The Magic of Playtime

 Sometimes when my girls are fast asleep I like to sit beside them and take in every bit of them.  Their tiny hands and rosy lips.  I'll run my hands through my hair and whisper things that are true about them in that very moment in time.  When all my daily tasks are complete and all is quiet it is easy for me to soak up all of their present selves.  I got to thinking the other day, though, that I am letting precious time slip by in the midst of the chaos.  I am a stay at home mom but I am also a full time student, a freelancer, and a clean freak.  I will be the first to admit that some days its easier for me to sit my girls in front of the tv while I do homework or clean up the last mess that was made.  Now, of course I do have these responsibilities and they do in fact have to get done but I find myself, a lot of days, being consumed by them resulting in spending the bare minimum of meals, diaper changes, and bath time with my girls. 

 It brings me to tears to say this but Ezrah (my oldest) begs me to play with her almost every single day and many of those days I turn her away.  So recently I had to step back and take a look at my big four year old and my almost nine month old and I thought, "wait a second, wasn't I just pregnant with these two!?" Time is moving quickly and I need to be there for them in more ways than one.  I came to the conclusion that I need to take time with them every single day to play.  I have to be able to step aside from all the responsibilities to imagine with them, to build forts and make believe that they are castles, to cook with them, to just BE with them presently.

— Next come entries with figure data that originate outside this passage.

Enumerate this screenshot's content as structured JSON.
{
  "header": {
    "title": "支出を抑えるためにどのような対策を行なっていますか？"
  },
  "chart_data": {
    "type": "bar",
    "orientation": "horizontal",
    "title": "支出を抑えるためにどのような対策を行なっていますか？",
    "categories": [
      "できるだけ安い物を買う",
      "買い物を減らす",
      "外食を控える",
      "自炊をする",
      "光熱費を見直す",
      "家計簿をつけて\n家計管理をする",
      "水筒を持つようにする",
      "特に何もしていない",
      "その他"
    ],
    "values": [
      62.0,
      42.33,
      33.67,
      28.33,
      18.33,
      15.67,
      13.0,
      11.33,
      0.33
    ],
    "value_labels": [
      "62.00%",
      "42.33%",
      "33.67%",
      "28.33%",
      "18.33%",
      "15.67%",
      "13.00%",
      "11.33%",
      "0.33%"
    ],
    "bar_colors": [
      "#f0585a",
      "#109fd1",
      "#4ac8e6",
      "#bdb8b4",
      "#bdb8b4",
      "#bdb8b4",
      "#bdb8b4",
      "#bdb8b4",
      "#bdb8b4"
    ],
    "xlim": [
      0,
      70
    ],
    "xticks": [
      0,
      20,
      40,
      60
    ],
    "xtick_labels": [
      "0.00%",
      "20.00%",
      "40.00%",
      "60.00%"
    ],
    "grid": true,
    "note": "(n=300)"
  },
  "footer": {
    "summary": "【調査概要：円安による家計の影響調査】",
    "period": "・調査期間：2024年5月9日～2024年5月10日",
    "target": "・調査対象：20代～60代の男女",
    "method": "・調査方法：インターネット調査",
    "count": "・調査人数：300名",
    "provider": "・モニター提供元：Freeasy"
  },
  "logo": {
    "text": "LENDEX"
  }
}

 When it comes to my work and school life, I tend to be efficient almost to a fault.  I try to get two or three assignments ahead so that I can rest and then once I reach that point I think to myself, "wait I can get even further ahead if I just work a little longer." I completely cancel out any time for rest that I worked for.  I have come to realization that it is completely OK to rest.  We were created to actually need rest (Just a few examples:  Genesis 2, Exodus 20) and God wants us to delight in it.  I believe in many forms of rest and of course now I am talking about playing.  When I take the time to intentionally play with my girls I feel so much less stressed and so much more joy!

 By choosing life over tasks I get to experience more belly laughs and smiles and sweet moments that I will get to cherish for the rest of my life.  And not only that but it's a way for me to show my girls how much I absolutely love them!  One of the ways we can raise our children up in the Lord is to emulate his character.  When their mommy takes the time to play it blesses them, reminiscent of the way our Father loves and blesses us.

Mamma's, if you are reading this today make no mistake, I know you have responsibilities and I know that they can ride heavily on your shoulders.  I am with you, daily.  But I still want to encourage you to take the time to play with your babies.  Talk to them in funny voices, let them take your food order and cook you "dinner", tickle their bellies, let them chase you around the house.  Pay attention to their smiles and really listen to their laughter.  It is so life giving to them!  If you feel so overwhelmed I pray that God would begin to show you that he is sufficient to grant you rest!

I hope you all have a wonderful week full of both productivity AND rest!

(I also wanted to quickly point out that that is 100% a miniature whisk featured in the above photo, and who doesn't want to pretend to cook dinner with a miniature whisk?!!)